Repository, Dependabot, and Secret Scanning Collection

These features control whether the Data Logger collects data for the respective types. If set to true, the Data Logger will collect data for that key, otherwise it will skip the collection process for that type.

When deploying to AWS, all of these features should be set to true to ensure that the Data Logger collects all necessary data for the dashboard.

Setting these features to false can help speed up local testing and debugging, as it reduces the amount of data being collected and processed.

Show Log Locally

This feature controls whether the Data Logger outputs logs to a local text file. When set to true, the Data Logger will write logs to a file in the local directory, which can be useful for debugging and testing purposes, otherwise it will not write logs locally. This can help developers see the output of the Data Logger as if looking at the CloudWatch logs in AWS.

Write to S3

This feature controls whether the Data Logger writes the collected data to AWS S3. When set to true, the Data Logger will write the collected data to the specified S3 bucket in JSON format. If set to false, the Data Logger will instead write the data to a local file for developers to inspect. This is particularly useful for debugging and testing purposes, as it allows developers to see the data that would be written to S3 without actually modifying the live data.

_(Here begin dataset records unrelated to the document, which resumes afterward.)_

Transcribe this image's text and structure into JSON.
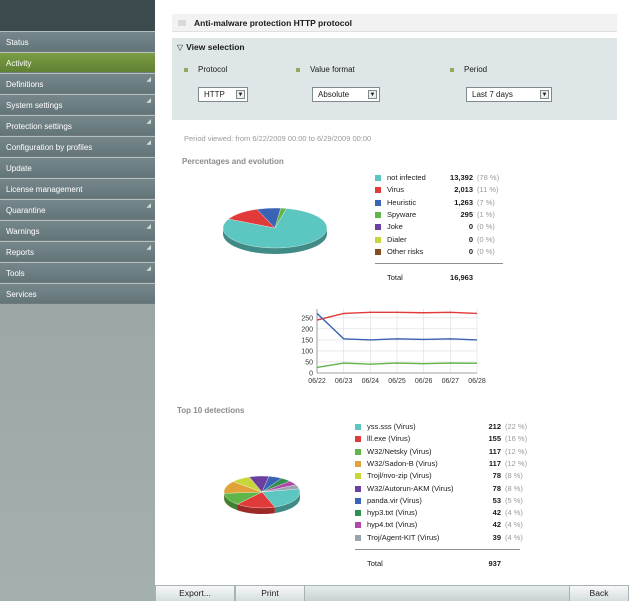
{
  "sidebar": {
    "items": [
      {
        "label": "Status",
        "submenu": false,
        "active": false
      },
      {
        "label": "Activity",
        "submenu": false,
        "active": true
      },
      {
        "label": "Definitions",
        "submenu": true,
        "active": false
      },
      {
        "label": "System settings",
        "submenu": true,
        "active": false
      },
      {
        "label": "Protection settings",
        "submenu": true,
        "active": false
      },
      {
        "label": "Configuration by profiles",
        "submenu": true,
        "active": false
      },
      {
        "label": "Update",
        "submenu": false,
        "active": false
      },
      {
        "label": "License management",
        "submenu": false,
        "active": false
      },
      {
        "label": "Quarantine",
        "submenu": true,
        "active": false
      },
      {
        "label": "Warnings",
        "submenu": true,
        "active": false
      },
      {
        "label": "Reports",
        "submenu": true,
        "active": false
      },
      {
        "label": "Tools",
        "submenu": true,
        "active": false
      },
      {
        "label": "Services",
        "submenu": false,
        "active": false
      }
    ]
  },
  "header": {
    "title": "Anti-malware protection HTTP protocol"
  },
  "view_selection": {
    "title": "View selection",
    "protocol_label": "Protocol",
    "protocol_value": "HTTP",
    "format_label": "Value format",
    "format_value": "Absolute",
    "period_label": "Period",
    "period_value": "Last 7 days"
  },
  "period_text": "Period viewed: from 6/22/2009 00:00 to 6/29/2009 00:00",
  "percentages": {
    "title": "Percentages and evolution",
    "items": [
      {
        "name": "not infected",
        "value": "13,392",
        "pct": "(78 %)",
        "color": "#5cc6c0"
      },
      {
        "name": "Virus",
        "value": "2,013",
        "pct": "(11 %)",
        "color": "#e03a3a"
      },
      {
        "name": "Heuristic",
        "value": "1,263",
        "pct": "(7 %)",
        "color": "#3a62b5"
      },
      {
        "name": "Spyware",
        "value": "295",
        "pct": "(1 %)",
        "color": "#5fb548"
      },
      {
        "name": "Joke",
        "value": "0",
        "pct": "(0 %)",
        "color": "#6a3fa0"
      },
      {
        "name": "Dialer",
        "value": "0",
        "pct": "(0 %)",
        "color": "#c8d63a"
      },
      {
        "name": "Other risks",
        "value": "0",
        "pct": "(0 %)",
        "color": "#8a4a1e"
      }
    ],
    "total_label": "Total",
    "total_value": "16,963"
  },
  "top10": {
    "title": "Top 10 detections",
    "items": [
      {
        "name": "yss.sss (Virus)",
        "value": "212",
        "pct": "(22 %)",
        "color": "#5cc6c0"
      },
      {
        "name": "lll.exe (Virus)",
        "value": "155",
        "pct": "(16 %)",
        "color": "#e03a3a"
      },
      {
        "name": "W32/Netsky (Virus)",
        "value": "117",
        "pct": "(12 %)",
        "color": "#5fb548"
      },
      {
        "name": "W32/Sadon-B (Virus)",
        "value": "117",
        "pct": "(12 %)",
        "color": "#e2a23a"
      },
      {
        "name": "Trojl/nvo-zip (Virus)",
        "value": "78",
        "pct": "(8 %)",
        "color": "#c8d63a"
      },
      {
        "name": "W32/Autorun-AKM (Virus)",
        "value": "78",
        "pct": "(8 %)",
        "color": "#6a3fa0"
      },
      {
        "name": "panda.vir (Virus)",
        "value": "53",
        "pct": "(5 %)",
        "color": "#3a62b5"
      },
      {
        "name": "hyp3.txt (Virus)",
        "value": "42",
        "pct": "(4 %)",
        "color": "#2f8f4f"
      },
      {
        "name": "hyp4.txt (Virus)",
        "value": "42",
        "pct": "(4 %)",
        "color": "#b04aa8"
      },
      {
        "name": "Troj/Agent-KIT (Virus)",
        "value": "39",
        "pct": "(4 %)",
        "color": "#9aa3b0"
      }
    ],
    "total_label": "Total",
    "total_value": "937"
  },
  "chart_data": [
    {
      "type": "pie",
      "categories": [
        "not infected",
        "Virus",
        "Heuristic",
        "Spyware",
        "Joke",
        "Dialer",
        "Other risks"
      ],
      "values": [
        13392,
        2013,
        1263,
        295,
        0,
        0,
        0
      ]
    },
    {
      "type": "line",
      "x": [
        "06/22",
        "06/23",
        "06/24",
        "06/25",
        "06/26",
        "06/27",
        "06/28"
      ],
      "yticks": [
        0,
        50,
        100,
        150,
        200,
        250
      ],
      "ylim": [
        0,
        290
      ],
      "grid": true,
      "series": [
        {
          "color": "#e03a3a",
          "values": [
            240,
            270,
            275,
            275,
            273,
            275,
            270
          ]
        },
        {
          "color": "#3a62b5",
          "values": [
            270,
            155,
            150,
            155,
            152,
            155,
            150
          ]
        },
        {
          "color": "#5fb548",
          "values": [
            25,
            45,
            40,
            45,
            42,
            45,
            44
          ]
        }
      ]
    },
    {
      "type": "pie",
      "categories": [
        "yss.sss (Virus)",
        "lll.exe (Virus)",
        "W32/Netsky (Virus)",
        "W32/Sadon-B (Virus)",
        "Trojl/nvo-zip (Virus)",
        "W32/Autorun-AKM (Virus)",
        "panda.vir (Virus)",
        "hyp3.txt (Virus)",
        "hyp4.txt (Virus)",
        "Troj/Agent-KIT (Virus)"
      ],
      "values": [
        212,
        155,
        117,
        117,
        78,
        78,
        53,
        42,
        42,
        39
      ]
    }
  ],
  "buttons": {
    "export": "Export...",
    "print": "Print",
    "back": "Back"
  }
}
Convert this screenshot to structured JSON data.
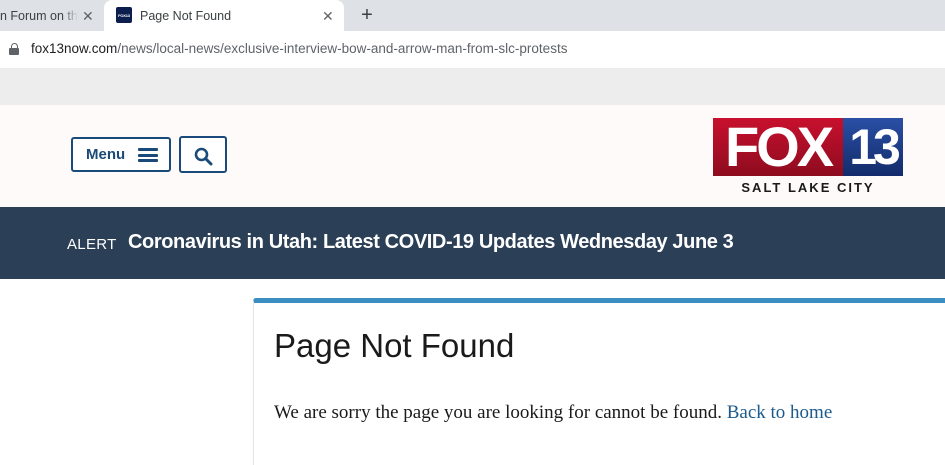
{
  "browser": {
    "tabs": [
      {
        "title": "n Forum on th",
        "active": false,
        "close": "✕"
      },
      {
        "title": "Page Not Found",
        "active": true,
        "close": "✕",
        "favicon_text": "FOX13"
      }
    ],
    "new_tab": "+",
    "url": {
      "domain": "fox13now.com",
      "path": "/news/local-news/exclusive-interview-bow-and-arrow-man-from-slc-protests"
    }
  },
  "header": {
    "menu_label": "Menu",
    "search_icon": "search-icon",
    "logo": {
      "fox": "FOX",
      "number": "13",
      "city": "SALT LAKE CITY"
    },
    "colors": {
      "brand_blue": "#1a4a7a",
      "logo_red": "#c8102e",
      "logo_blue": "#2a4fa5"
    }
  },
  "alert": {
    "label": "ALERT",
    "text": "Coronavirus in Utah: Latest COVID-19 Updates Wednesday June 3",
    "bg_color": "#2b3f56"
  },
  "main": {
    "title": "Page Not Found",
    "message": "We are sorry the page you are looking for cannot be found.",
    "link_text": "Back to home",
    "accent_color": "#3c8dc0"
  }
}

When developing locally, this must be set to false to prevent overwriting the live data in S3. If for some reason you need to write to S3 while developing locally (i.e. to test the data with the dashboard), you should ensure that other team members are aware and that the data is not critical, as it will overwrite the existing data in S3.

Settings

The settings section contains various parameters that control the behaviour of the Data Logger, including when checks are considered to be breaches of policy. It is highly unlikely that these settings will need to be changed - unless ONS' GitHub Usage Policy changes - but they are included here for completeness.

{
    "features": {
        ... // Feature settings as above
    },
    "settings": {
        "thread_count": 20,
        "dependabot_thresholds": {
            "critical": 5,
            "high": 15,
            "medium": 60,
            "low": 90
        },
        "secret_scanning_threshold": 5,
        "inactivity_threshold": 1,
        "signed_commit_number": 15
    }
}

Thread Count

This setting controls the number of threads used by the Data Logger when collecting data from the GitHub API. Increasing this number can speed up data collection, especially for large organisations with many repositories. However, it also increases the load on the GitHub API, so it should be set to a reasonable value to avoid hitting rate limits.

For more information on how threading is used in the Data Logger, see the Threading page.

Dependabot Thresholds

These thresholds control how many days an alert must be open before it is considered to be a breach of policy. The thresholds are set for each severity level of Dependabot alerts and are derived from ONS' GitHub Usage Policy.

Secret Scanning Threshold

This threshold controls how many days a secret scanning alert must be open before it is considered to be a breach of policy. This is derived from ONS' GitHub Usage Policy.

Inactivity Threshold

This threshold controls how many years a repository can go without updates before it is considered inactive. This is derived from ONS' GitHub Usage Policy.

Signed Commit Number

This setting controls how many commits are checked when applying the signed commit policy check. This value has been agreed between stakeholders.